SAMA was born of a working
partnership between Jean-Pierre Bigler, ayurvedic practitioner and yoga therapist
who trained in India and in Europe and, in 2000, opened one of French-speaking
Switzerland’s first ayurvedic centres, and Doctor Simone Hunziker, general
practitioner specialising in alternative medicine who, in 1996, set up a
multi-discipline treatment and alternative medicine centre in Lausanne.
The multi-discipline centre
originally planned to bring together various differing approaches, among them
homeopathy, acupuncture, phytotherapy and osteopathy, as offered by recognised
therapists, to arrive at an understanding of the best, the most complete way of
treating the patient. But, it being true that the sum of all the parts do not
necessarily make the whole, it took the coming-together of Doctor Simone
Hunziker, Jean-Pierre Bigler, and Ayurveda to reach the turning-point. What was
needed was the promotion and development of ayurvedic medicine. This meant
setting up a centre of reference that would combine clinical practice with
teaching, based on the founding principles of Ayurveda. After two years of
close collaboration, in January 2003 Hunziker and Bigler opened a centre for therapy
and professional training in ayurvedic medicine, Kalaguna-Sadhana, in Vevey.

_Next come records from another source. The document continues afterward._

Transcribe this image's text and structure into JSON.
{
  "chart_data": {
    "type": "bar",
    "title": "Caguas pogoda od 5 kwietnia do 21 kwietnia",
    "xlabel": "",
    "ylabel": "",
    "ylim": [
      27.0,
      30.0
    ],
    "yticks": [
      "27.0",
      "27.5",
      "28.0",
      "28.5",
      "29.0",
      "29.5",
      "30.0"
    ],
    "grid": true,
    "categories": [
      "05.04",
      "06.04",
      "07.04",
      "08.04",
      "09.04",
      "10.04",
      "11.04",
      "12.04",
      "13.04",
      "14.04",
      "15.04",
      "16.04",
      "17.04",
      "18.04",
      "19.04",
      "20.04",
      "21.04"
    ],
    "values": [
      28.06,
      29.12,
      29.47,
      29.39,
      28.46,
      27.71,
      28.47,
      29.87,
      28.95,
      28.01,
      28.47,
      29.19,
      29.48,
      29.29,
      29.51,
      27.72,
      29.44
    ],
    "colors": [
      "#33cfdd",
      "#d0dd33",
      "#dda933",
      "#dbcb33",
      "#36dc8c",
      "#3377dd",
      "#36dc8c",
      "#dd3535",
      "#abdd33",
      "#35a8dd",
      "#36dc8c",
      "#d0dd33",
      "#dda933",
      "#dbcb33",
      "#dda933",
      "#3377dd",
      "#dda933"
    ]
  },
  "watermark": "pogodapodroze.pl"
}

All ayurvedic consultations
and treatments are conducted along the traditional principles. But it was the
desire to take medical consultations onto a higher level that drove Dr
Hunziker, from late 2007, to improve her own knowledge of ayurvedic medicine by
making regular visits to India. This enabled her to find both top-level Indian
partner bodies, and the ideal medical environment. At the same time as
developing the vision, planning and networking for creating the ISA Foundation,
she coached the first-ever Swiss student who underwent university-level Ayurveda
training in India (BAMS).
From 2001, ayurvedic
classes have been held regularly at the centre, first in Lausanne then in
Vevey. The professional school, in the proper sense of the term, was set up in
2004. In 2011 Jean-Pierre Bigler obtained the Federal Diploma qualifying him as
an academic director entitled to train teachers, and the school received the
official eduQua certification (the Swiss quality label for professional adult
education, recognised by the government).

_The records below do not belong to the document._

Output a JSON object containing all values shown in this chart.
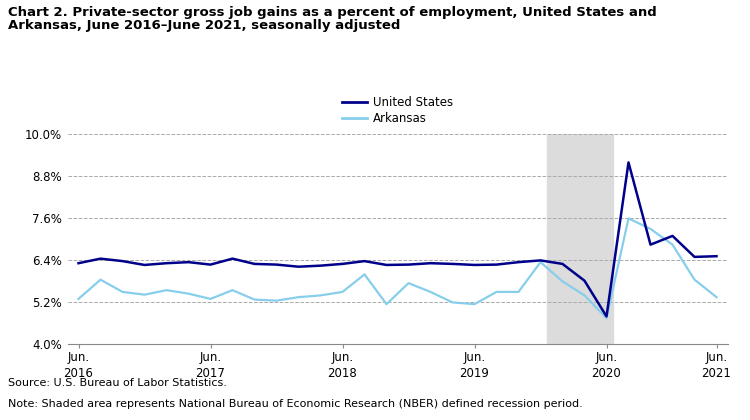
{
  "title_line1": "Chart 2. Private-sector gross job gains as a percent of employment, United States and",
  "title_line2": "Arkansas, June 2016–June 2021, seasonally adjusted",
  "source": "Source: U.S. Bureau of Labor Statistics.",
  "note": "Note: Shaded area represents National Bureau of Economic Research (NBER) defined recession period.",
  "us_data": [
    6.32,
    6.45,
    6.38,
    6.27,
    6.32,
    6.35,
    6.28,
    6.45,
    6.3,
    6.28,
    6.22,
    6.25,
    6.3,
    6.38,
    6.27,
    6.28,
    6.32,
    6.3,
    6.27,
    6.28,
    6.35,
    6.4,
    6.3,
    5.82,
    4.8,
    9.2,
    6.85,
    7.1,
    6.5,
    6.52
  ],
  "ar_data": [
    5.3,
    5.85,
    5.5,
    5.42,
    5.55,
    5.45,
    5.3,
    5.55,
    5.28,
    5.25,
    5.35,
    5.4,
    5.5,
    6.0,
    5.15,
    5.75,
    5.5,
    5.2,
    5.15,
    5.5,
    5.5,
    6.35,
    5.8,
    5.4,
    4.75,
    7.6,
    7.3,
    6.85,
    5.85,
    5.35
  ],
  "us_color": "#00008B",
  "ar_color": "#87CEEB",
  "recession_start": 21.3,
  "recession_end": 24.3,
  "recession_color": "#DCDCDC",
  "ylim": [
    4.0,
    10.0
  ],
  "yticks": [
    4.0,
    5.2,
    6.4,
    7.6,
    8.8,
    10.0
  ],
  "ytick_labels": [
    "4.0%",
    "5.2%",
    "6.4%",
    "7.6%",
    "8.8%",
    "10.0%"
  ],
  "xtick_positions": [
    0,
    6,
    12,
    18,
    24,
    29
  ],
  "xtick_labels": [
    "Jun.\n2016",
    "Jun.\n2017",
    "Jun.\n2018",
    "Jun.\n2019",
    "Jun.\n2020",
    "Jun.\n2021"
  ],
  "legend_labels": [
    "United States",
    "Arkansas"
  ],
  "grid_color": "#AAAAAA",
  "background_color": "#FFFFFF"
}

From 2005, Dr Hunziker has
been actively engaged in professional policy-making, the aim being to get
ayurvedic medicine officially recognised, both nationally and internationally,
within the framework of complementary and alternative medicine, or CAM. In line
with these developments and her international activities, in 2009 the centre
changed name, becoming the Swiss Ayurvedic Medical Academy (sàrl).